Nonetheless, he said that at the dental clinic any complaint of pain in the mouth is thoroughly examined to determine its kind as well as how and when it occurs.
In a case where the pain is due to gum diseases, he said at the initial stage the gums may be red and swollen due to bacteria built up in plaque. If this is left untreated, the gum disease can ultimately result in the loss of teeth.
Signs of gum disease include bleeding gums, particularly during tooth brushing; gum recession; foul-smelling breath; gums that are swollen, red, or tender as well as teeth that are loose or shifting.
In some situations, toothache can be caused by an injury. The injury can range from relatively mild, such as a slightly chipped tooth, to an injury that causes one or more teeth to completely dislodge.
He declared that crack or broken tooth can be caused by a number of events, but the most common culprits are accidents and sports-related injuries and chewing on hard objects.
In addition, he said in some situations the toothache may be due to an abscess in the tooth, a severe infection located at the root of the tooth or in between the gum and the tooth.
According to Dr Sigbeku, this painful infection can be caused by a number of factors including severe tooth decay, injury to the tooth, and gum disease. The infection can also spread from the root of the tooth to the surrounding bones.
Some of the symptoms of an abscess of the tooth include fever, severe and persistent tooth pain, swollen lymph nodes in the neck, a general feeling of being ill or uncomfortable, foul-smelling breath and tooth sensitivity, specifically to hot or cold food and drinks and a pimple- or boil-like bump on the gums.
Most people clench or grind from time to time without any ill effects. However, frequent tooth clench or grind, a condition medically termed bruxism, he said, wears down the protective enamel, leaving the dentin layer exposed, thus causing extreme tooth sensitivity and even pain.
Bruxism can also cause teeth to fracture, and if left untreated, can ultimately result in tooth loss. Its common symptoms include tight jaw muscles, face, neck, or upper back pain and disrupted sleep due to nighttime bruxism.
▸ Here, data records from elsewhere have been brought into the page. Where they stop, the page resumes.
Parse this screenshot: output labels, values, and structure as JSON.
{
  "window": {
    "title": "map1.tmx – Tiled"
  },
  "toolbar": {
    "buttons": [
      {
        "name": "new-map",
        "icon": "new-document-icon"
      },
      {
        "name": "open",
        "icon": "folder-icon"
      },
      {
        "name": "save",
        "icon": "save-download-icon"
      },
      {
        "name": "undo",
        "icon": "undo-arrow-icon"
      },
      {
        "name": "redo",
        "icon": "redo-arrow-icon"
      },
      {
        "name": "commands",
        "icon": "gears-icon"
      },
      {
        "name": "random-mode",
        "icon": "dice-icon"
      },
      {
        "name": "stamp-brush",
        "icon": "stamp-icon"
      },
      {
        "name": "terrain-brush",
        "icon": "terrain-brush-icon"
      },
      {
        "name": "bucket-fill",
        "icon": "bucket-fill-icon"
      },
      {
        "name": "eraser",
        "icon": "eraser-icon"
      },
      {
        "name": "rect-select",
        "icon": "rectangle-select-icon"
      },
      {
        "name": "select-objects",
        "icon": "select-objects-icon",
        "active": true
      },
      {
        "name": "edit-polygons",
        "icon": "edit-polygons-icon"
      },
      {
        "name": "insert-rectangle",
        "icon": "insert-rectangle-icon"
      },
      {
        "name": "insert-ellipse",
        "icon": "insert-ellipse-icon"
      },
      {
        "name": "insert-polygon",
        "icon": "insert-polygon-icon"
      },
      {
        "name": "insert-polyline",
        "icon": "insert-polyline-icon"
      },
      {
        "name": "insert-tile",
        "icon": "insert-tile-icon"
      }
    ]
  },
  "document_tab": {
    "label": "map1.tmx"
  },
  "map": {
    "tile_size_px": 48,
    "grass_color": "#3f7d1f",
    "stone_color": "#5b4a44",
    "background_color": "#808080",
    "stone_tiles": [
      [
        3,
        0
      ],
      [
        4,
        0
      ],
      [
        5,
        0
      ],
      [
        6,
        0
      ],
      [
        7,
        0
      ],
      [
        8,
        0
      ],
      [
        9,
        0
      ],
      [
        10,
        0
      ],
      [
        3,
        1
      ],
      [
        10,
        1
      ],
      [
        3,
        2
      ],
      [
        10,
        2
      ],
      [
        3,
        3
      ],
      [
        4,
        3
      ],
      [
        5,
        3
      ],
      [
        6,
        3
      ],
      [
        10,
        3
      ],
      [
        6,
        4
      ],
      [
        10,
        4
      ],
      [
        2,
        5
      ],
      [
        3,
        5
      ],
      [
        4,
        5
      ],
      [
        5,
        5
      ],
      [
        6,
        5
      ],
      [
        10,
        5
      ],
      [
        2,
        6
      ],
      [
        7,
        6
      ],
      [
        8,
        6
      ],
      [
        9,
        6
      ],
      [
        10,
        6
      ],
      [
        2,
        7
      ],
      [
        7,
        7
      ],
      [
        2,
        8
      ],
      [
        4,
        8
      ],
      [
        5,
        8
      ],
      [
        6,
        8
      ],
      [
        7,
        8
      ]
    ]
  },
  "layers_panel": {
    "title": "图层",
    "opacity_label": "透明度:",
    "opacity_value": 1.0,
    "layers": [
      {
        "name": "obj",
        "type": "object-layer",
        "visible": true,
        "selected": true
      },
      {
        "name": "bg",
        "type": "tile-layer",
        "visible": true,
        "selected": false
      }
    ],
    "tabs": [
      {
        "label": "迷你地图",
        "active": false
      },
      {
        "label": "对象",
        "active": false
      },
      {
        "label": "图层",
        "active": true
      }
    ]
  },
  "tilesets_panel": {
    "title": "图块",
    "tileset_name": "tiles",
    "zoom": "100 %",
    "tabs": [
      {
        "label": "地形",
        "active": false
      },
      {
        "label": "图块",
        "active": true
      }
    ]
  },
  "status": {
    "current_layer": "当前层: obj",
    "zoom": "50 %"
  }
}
Others are tooth sensitivity and flattened, chipped or fractured teeth.
However, he warned that all toothache require prompt visit to a dentist, especially when the ache is severe, interfering with performance of daily activities and associated with ear pain, difficulty opening the mouth wide or headache.
'Where a toothache that is accompanied with fever, which is an indication of a possibly infection, is left untreated, infections can spread to the blood stream,' he added.
Dr Sigbeku warned against the use of topical numbing ointment designed for the mouth like 'Touch and Go' when experiencing toothache, saying it is better to seek treatment from a dentist.
He advised regular dental check-ups to achieve optimum dental health and the best smile, adding that tooth decay is much easier and cheaper to treat in its early stages.